A Roma una nuova performance indaga il collasso delle dinamiche sociali e il ruolo del corpo nella contemporaneità. Un’azione performativa che attraversa arte, teoria e spazio urbano per interrogare il presente. Il 24 aprile a Roma, Chantal Spapens apre un nuovo ciclo di ricerca tra rappresentazione, crisi e trasformazione.
Il 24 aprile 2026 alle ore 20.00, negli spazi in trasformazione di via Placido Zurla 63 a Roma, PROSA_contemporanea off site presenta Ecstatic Extinction. What are we doing after the orgy?, performance dell’artista franco-olandese Chantal Spapens. Il progetto, prodotto da Amelia Roccatelli con la direzione artistica di Colin Ledoux, inaugura una nuova fase delle attività fuori sede del programma, portando l’azione artistica in un luogo in corso di riqualificazione, aperto al pubblico per l’occasione.
Il lavoro segna l’avvio di un nuovo ciclo nella ricerca di Spapens, da tempo concentrata sulle rappresentazioni della figura femminile e sui ruoli sociali che la definiscono. In questa occasione, l’indagine si amplia fino a includere una riflessione più radicale sulla condizione contemporanea, letta attraverso la lente della crisi sistemica e della catastrofe prodotta da modelli culturali e sociali consolidati.
Il sottotitolo della performance – What are we doing after the orgy? – richiama esplicitamente il pensiero di Jean Baudrillard, evocando una società che ha esaurito tutte le possibilità di produzione e sovrapproduzione di oggetti, segni e desideri. In questo scenario, la domanda che resta aperta riguarda il “dopo”: cosa accade quando tutto è già stato consumato, liberato, portato al limite.

La pratica di Spapens si colloca al confine tra performance, scultura e installazione, con un’attenzione particolare alla dimensione materiale dell’azione.

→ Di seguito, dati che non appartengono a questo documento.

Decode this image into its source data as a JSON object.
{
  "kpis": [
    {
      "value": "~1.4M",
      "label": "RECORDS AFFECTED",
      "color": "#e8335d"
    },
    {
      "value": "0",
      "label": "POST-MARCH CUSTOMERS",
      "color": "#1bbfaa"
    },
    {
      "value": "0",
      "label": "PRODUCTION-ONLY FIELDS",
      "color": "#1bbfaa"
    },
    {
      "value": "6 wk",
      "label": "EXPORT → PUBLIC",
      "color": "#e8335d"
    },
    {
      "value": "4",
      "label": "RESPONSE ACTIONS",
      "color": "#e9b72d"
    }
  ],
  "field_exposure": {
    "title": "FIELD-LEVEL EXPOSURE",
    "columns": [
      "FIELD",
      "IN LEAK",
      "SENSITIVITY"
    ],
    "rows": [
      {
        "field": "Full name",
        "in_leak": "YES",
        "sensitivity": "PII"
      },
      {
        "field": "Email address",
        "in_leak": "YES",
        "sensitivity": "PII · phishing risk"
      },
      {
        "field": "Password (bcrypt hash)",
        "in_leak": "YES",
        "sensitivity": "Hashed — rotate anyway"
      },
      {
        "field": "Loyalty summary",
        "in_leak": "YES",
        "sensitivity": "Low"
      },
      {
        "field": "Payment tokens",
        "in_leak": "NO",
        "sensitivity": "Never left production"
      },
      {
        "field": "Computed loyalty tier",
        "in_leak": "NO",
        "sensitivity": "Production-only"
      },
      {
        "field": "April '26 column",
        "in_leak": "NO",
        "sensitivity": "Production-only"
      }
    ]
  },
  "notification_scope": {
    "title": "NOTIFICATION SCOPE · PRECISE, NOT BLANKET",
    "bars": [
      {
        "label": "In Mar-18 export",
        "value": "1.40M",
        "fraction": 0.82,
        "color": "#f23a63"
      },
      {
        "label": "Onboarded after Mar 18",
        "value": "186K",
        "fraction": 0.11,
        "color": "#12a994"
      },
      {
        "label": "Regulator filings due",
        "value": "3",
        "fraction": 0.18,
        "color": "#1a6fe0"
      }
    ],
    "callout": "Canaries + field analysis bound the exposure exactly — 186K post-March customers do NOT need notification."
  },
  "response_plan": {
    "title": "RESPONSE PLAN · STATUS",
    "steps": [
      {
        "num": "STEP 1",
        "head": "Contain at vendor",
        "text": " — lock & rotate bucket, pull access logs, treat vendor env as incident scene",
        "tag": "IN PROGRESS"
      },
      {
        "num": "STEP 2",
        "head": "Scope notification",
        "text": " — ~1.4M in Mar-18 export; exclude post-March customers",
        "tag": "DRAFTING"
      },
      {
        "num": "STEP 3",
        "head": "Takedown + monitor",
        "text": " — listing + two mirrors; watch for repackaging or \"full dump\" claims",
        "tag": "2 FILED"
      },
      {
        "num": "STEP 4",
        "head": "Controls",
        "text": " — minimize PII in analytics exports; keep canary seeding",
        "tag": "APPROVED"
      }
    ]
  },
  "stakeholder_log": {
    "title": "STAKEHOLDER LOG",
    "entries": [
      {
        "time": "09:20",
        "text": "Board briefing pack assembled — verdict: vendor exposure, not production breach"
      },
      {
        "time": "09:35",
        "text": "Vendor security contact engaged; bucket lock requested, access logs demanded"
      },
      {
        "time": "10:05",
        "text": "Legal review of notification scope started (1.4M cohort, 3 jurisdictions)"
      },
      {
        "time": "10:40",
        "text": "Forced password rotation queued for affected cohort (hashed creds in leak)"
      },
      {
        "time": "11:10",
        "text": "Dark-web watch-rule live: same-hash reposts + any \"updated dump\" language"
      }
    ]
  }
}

Attraverso l’uso di elementi come corda, cera, argilla e cemento, l’artista costruisce dispositivi in cui il corpo diventa parte attiva di un sistema che mette in tensione spazio, materia e durata. Il suo lavoro esplora il modo in cui comfort, abitudini e norme sociali agiscono come strutture invisibili, capaci di orientare comportamenti e rendere i corpi complici di dinamiche apparentemente naturali.
La scelta di un contesto non istituzionale – un edificio in fase di recupero – rafforza la dimensione processuale del progetto, in linea con la vocazione di PROSA_contemporanea a operare sul confine tra arte e design. Nato dalla trasformazione di una ex pasticceria, il progetto si configura oggi come spazio ibrido di lavoro, ricerca ed esposizione, aperto a pratiche contemporanee che interrogano lo spazio e le sue possibilità.
Con Ecstatic Extinction, Spapens propone un’esperienza che non si limita alla visione, ma coinvolge lo spettatore in una riflessione diretta sul presente. La performance diventa così un dispositivo critico, capace di mettere in discussione le logiche che regolano la vita quotidiana e di aprire uno spazio di consapevolezza sul tempo che stiamo attraversando.